Mason Taylor (born May 8, 2004) is an American professional football tight end for the New York Jets of the National Football League (NFL). He played college football for the LSU Tigers and was selected by the Jets in the second round of the 2025 NFL draft. Taylor is the son of Pro Football Hall of Fame defensive end Jason Taylor.

==Early life==
Taylor attended St. Thomas Aquinas High School in Fort Lauderdale, Florida. He committed to Louisiana State University (LSU) to play college football.

==College career==
Taylor earned playing time his true freshman year at LSU in 2022. In his first career game, he had four receptions for 34 yards. In week 10 against Alabama, he caught the game winning 2-point conversion (after a late fourth quarter touchdown) that helped LSU gain their first home win over Alabama since 2010.

==Professional career==

Taylor was selected by the New York Jets in the second round, 42nd overall, of the 2025 NFL draft.

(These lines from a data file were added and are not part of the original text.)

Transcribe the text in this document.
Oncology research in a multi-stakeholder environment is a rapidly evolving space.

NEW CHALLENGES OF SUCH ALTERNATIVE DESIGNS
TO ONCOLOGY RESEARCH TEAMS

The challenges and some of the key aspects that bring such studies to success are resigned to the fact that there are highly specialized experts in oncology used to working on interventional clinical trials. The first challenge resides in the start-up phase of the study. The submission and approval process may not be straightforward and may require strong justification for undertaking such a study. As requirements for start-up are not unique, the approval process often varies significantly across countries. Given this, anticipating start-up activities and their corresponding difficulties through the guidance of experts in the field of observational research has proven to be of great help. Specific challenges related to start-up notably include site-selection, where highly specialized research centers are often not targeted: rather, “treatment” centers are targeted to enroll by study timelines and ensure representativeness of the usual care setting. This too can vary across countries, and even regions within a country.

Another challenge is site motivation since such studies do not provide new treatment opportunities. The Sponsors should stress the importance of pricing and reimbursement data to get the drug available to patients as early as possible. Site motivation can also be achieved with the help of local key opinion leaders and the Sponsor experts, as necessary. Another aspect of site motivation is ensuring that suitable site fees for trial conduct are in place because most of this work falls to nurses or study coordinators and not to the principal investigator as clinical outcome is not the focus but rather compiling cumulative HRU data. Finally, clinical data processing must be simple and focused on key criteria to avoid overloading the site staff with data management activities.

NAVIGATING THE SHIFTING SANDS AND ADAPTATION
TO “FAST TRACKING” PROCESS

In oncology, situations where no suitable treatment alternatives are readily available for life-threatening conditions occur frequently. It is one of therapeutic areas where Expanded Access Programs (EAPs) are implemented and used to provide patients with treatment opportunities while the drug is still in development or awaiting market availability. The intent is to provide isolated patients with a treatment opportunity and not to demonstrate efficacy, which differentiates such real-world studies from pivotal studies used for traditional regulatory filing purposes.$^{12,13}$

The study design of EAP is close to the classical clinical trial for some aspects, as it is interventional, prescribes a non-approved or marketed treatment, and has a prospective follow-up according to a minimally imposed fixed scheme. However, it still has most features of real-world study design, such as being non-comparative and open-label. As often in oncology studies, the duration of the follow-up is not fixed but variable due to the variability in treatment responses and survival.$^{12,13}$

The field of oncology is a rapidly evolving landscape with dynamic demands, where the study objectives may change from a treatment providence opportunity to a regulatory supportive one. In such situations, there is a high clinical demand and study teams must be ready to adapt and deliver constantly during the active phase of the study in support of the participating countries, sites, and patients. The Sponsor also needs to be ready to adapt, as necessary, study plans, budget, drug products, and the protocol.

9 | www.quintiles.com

Taylor recorded his first touchdown catch on a four-yard pass from running back Breece Hall in a 39–38 win against the Cincinnati Bengals. He finished his rookie season with 44 catches for 369 yards and one touchdown through 13 games (including 11 starts). On January 3, 2026, Taylor was placed on season-ending injured reserve due to a neck injury.

Pre-draft measurables
| Height | Weight | Arm length | Hand span | Wingspan | 40-yard dash | 10-yard split | 20-yard split | 20-yard shuttle | Three-cone drill | Bench press |
| 6 ft 5+1⁄8 in (1.96 m) | 251 lb (114 kg) | 32+1⁄4 in (0.82 m) | 10 in (0.25 m) | 6 ft 6+3⁄4 in (2.00 m) | 4.65 s | 1.64 s | 2.77 s | 4.52 s | 7.06 s | 28 reps |
All values from NFL Combine/Pro Day

==NFL career statistics==

Legend
| Bold | Career high |

| Year | Team | Games |  | Receiving |  |  |  |  |
| GP | GS | Rec | Yds | Avg | Lng | TD |
| 2025 | NYJ | 13 | 11 | 44 | 369 | 8.4 | 27 | 1 |
| Career |  | 13 | 11 | 44 | 369 | 8.4 | 27 | 1 |

==Personal life==
Taylor is the son of Pro Football Hall of Fame defensive end Jason Taylor and nephew of television host Joy Taylor and Pro Football Hall of Fame linebacker Zach Thomas.